"A pirataria ameaça o mundo do vinho"
É o que diz Ciro Lilla, dono da importadora Mistral, uma das mais prestigiadas do mercado brasileiro
Da Redação
Publicado em 14 de outubro de 2010 às 14h41.
A pirataria já prejudica um setor que poderia parecer ileso à pirataria. A vitivinicultura já sofre também com cópias grosseiras. Dono da importadora Mistral, uma das mais prestigiadas do mercado brasileiro, o empresário Ciro Lilla é um dos representantes da iniciativa privada junto ao governo para tornar o preço dos vinhos finos mais acessível à população brasileira. Um dos grandes obstáculos a esse objetivo, no entanto, é a pirataria. Durante uma conversa com EXAME sobre o mercado de champanhes, Lilla falou sobre o assunto.
EXAME Você distribui dois champanhes de luxo no mercado, o Pol Roger Cuvée Sir Winston Churchill e o Bollinger RD. Eles são muito vendidos?
Ciro Lilla Não. Somos uma importadora caracterizada por vender grandes vinhos, mas não os de luxo. É claro que existe uma procura, mas ela é pequena, porque o público em geral não liga muito para as cuvées de prestige. Além disso, o consumo de champanhes diminuiu nos últimos tempos por conta da ascensão dos proseccos. É uma moda que vai passar, mas ainda incomoda os champanhes.
EXAME Qual é o consumo médio de champanhe no Brasil?
Lilla Não saberia dizer exatamente, mas é muito pequeno. Para você ter uma idéia, o consumo de vinhos em geral no Brasil é de 1,8 litro por ano por habitante, sendo que 80% desse volume são vinhos de garrafão. Os vinhos finos, que consumimos à mesa, são absoluta minoria, somente 0,4 litro por ano por habitante. Os champanhes estão dentro desse universo, o que significa que temos um imenso potencial de crescimento. Para você ter uma idéia, o consumo na Argentina é de 30 litros por ano por habitante.
EXAME Esse número está estagnado ou o consumo está crescendo?
Lilla Temos a sensação de que o consumo está aumentando, mas as estatísticas oficiais não mostram isso. Por isso, acreditamos que, infelizmente, o contrabando chegou ao mundo do vinho.

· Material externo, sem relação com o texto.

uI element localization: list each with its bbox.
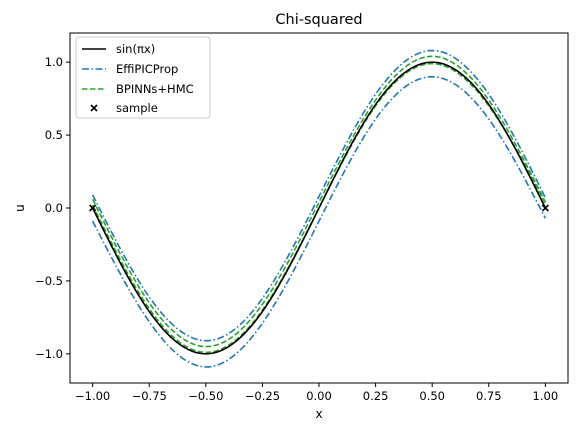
legend-label-effipicprop: EffiPICProp [116,62,178,76]
legend-frame [75,36,211,119]
x-tick-label: 0.25 [363,389,389,403]
y-tick-label: 0.0 [45,201,63,215]
legend: sin(πx) EffiPICProp BPINNs+HMC sample [75,36,211,119]
series-line-bpinns-hmc-upper [91,55,547,348]
x-tick-label: 0.00 [306,389,332,403]
sample-marker [89,204,97,212]
y-axis-label: u [13,204,27,212]
x-tick-label: 1.00 [533,389,559,403]
sample-markers [89,204,549,212]
x-axis-label: x [315,407,322,421]
legend-swatch-sample [90,104,98,112]
x-tick-label: −0.50 [188,389,223,403]
y-tick-label: 1.0 [45,55,63,69]
x-tick-label: −1.00 [75,389,110,403]
legend-label-sample: sample [116,101,158,115]
x-axis-ticks: −1.00 −0.75 −0.50 −0.25 0.00 0.25 0.50 0.75 1.00 [75,383,558,403]
y-tick-label: 0.5 [45,128,63,142]
sample-marker [541,204,549,212]
legend-label-bpinns: BPINNs+HMC [116,82,194,96]
y-tick-label: −0.5 [35,274,63,288]
series-line-sin-x-mean [91,61,547,355]
x-tick-label: 0.50 [419,389,445,403]
legend-label-sin: sin(πx) [116,42,155,56]
chart-title: Chi-squared [275,12,362,28]
y-tick-label: −1.0 [35,347,63,361]
series-line-bpinns-hmc-lower [91,62,547,354]
y-axis-ticks: −1.0 −0.5 0.0 0.5 1.0 [35,55,70,361]
series-line-effipicprop-upper [91,49,547,342]
x-tick-label: −0.25 [245,389,280,403]
x-tick-label: 0.75 [476,389,502,403]
x-tick-label: −0.75 [132,389,167,403]
series-line-effipicprop-lower [91,75,547,368]
plot-lines [91,49,547,368]
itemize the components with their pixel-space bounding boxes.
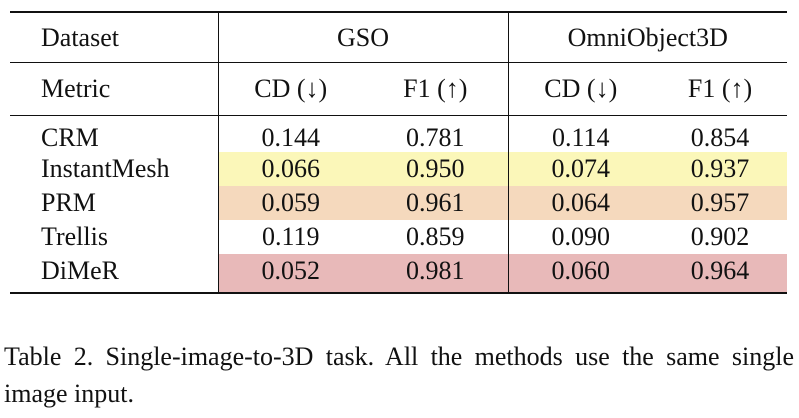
dataset-label: Dataset (10, 11, 219, 63)
metric-gso-cd: CD (↓) (218, 62, 363, 116)
metric-gso-f1: F1 (↑) (363, 62, 509, 116)
value-gso-cd: 0.144 (218, 115, 363, 152)
value-gso-cd: 0.066 (218, 152, 363, 186)
value-omni-cd: 0.114 (508, 115, 654, 152)
metric-label: Metric (10, 62, 219, 116)
value-omni-f1: 0.902 (690, 222, 750, 251)
value-gso-f1: 0.981 (363, 254, 509, 294)
group-gso: GSO (218, 11, 509, 63)
method-name: InstantMesh (10, 152, 219, 186)
metric-omni-cd: CD (↓) (508, 62, 654, 116)
table-row-trellis: Trellis 0.119 0.859 0.090 0.902 (10, 220, 787, 254)
value-gso-f1: 0.781 (363, 115, 509, 152)
table-row-instantmesh: InstantMesh 0.066 0.950 0.074 0.937 (10, 152, 788, 186)
method-name: DiMeR (10, 254, 219, 294)
header-row-metric: Metric CD (↓) F1 (↑) CD (↓) F1 (↑) (10, 62, 788, 116)
value-omni-cd: 0.064 (508, 186, 654, 220)
value-gso-f1: 0.859 (363, 220, 509, 254)
results-table: Dataset GSO OmniObject3D Metric CD (↓) F… (10, 11, 788, 294)
header-row-dataset: Dataset GSO OmniObject3D (10, 11, 788, 63)
table-row-dimer: DiMeR 0.052 0.981 0.060 0.964 (10, 254, 788, 294)
value-gso-cd: 0.059 (218, 186, 363, 220)
value-omni-cd: 0.074 (508, 152, 654, 186)
results-table-container: Dataset GSO OmniObject3D Metric CD (↓) F… (10, 11, 788, 294)
group-omniobject3d: OmniObject3D (508, 11, 788, 63)
value-gso-f1: 0.950 (363, 152, 509, 186)
metric-omni-f1: F1 (↑) (653, 62, 788, 116)
value-omni-cd: 0.090 (551, 222, 611, 251)
value-gso-cd: 0.052 (218, 254, 363, 294)
method-name: Trellis (10, 220, 219, 254)
value-omni-f1: 0.957 (653, 186, 788, 220)
value-omni-cd: 0.060 (508, 254, 654, 294)
value-omni-f1: 0.854 (653, 115, 788, 152)
table-row-crm: CRM 0.144 0.781 0.114 0.854 (10, 115, 788, 152)
value-omni-f1: 0.964 (653, 254, 788, 294)
table-caption: Table 2. Single-image-to-3D task. All th… (4, 342, 794, 408)
method-name: CRM (10, 115, 219, 152)
value-omni-f1: 0.937 (653, 152, 788, 186)
value-gso-f1: 0.961 (363, 186, 509, 220)
method-name: PRM (10, 186, 219, 220)
table-row-prm: PRM 0.059 0.961 0.064 0.957 (10, 186, 788, 220)
value-gso-cd: 0.119 (261, 222, 320, 251)
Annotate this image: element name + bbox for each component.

EXAME Pirataria de vinhos finos?
Lilla É um fenômeno recente. No fundo, precisamos mudar a cultura que o brasileiro tem em relação ao vinho. A população média acha vinho uma coisa chique, que só pode ser consumido durante uma ocasião especial. Somente quando seu consumo for incorporado no dia-a-dia é que o consumo irá disparar. Na Argentina, os operários chegam em casa à noite e tomam vinho. Pode ser só uma taça, mas não importa. É um hábito. Só que, para termos esse cenário no Brasil, é necessário ganhar a classe média, e isso só acontece se tivermos vinhos mais baratos. É esse nicho que a pirataria está atacando.
EXAME O que pode ser feito de concreto para mudar esse quadro?
Lilla Estamos tentando, junto ao governo, mudar a legislação em relação ao vinho para importá-lo com mais facilidade. Além disso, é preciso mudar a imagem do vinho. Muitos o vêem apenas como uma bebida alcoólica, o que tornaria o estímulo ao consumo uma espécie de apologia ao consumo de álcool. Nós que vivemos o mundo do vinho, e a imensa maioria dos consumidores, sabemos que ninguém toma vinho com esse objetivo. É um alimento, e merece ser tratado como tal. Já enxergamos algumas iniciativas pontuais, como por exemplo o aumento na venda de meia garrafa, para casais consumirem à noite, porque o médico mandou. Aliás, se o vinho é algo reconhecidamente saudável e recomendado por médicos, não pode ter um tratamento tão punitivo como tem agora em termos de impostos. 25% é uma alíquota indecente. Não estamos pedindo isenção, mas uma tributação mais justa. Só assim conseguiremos combater a pirataria.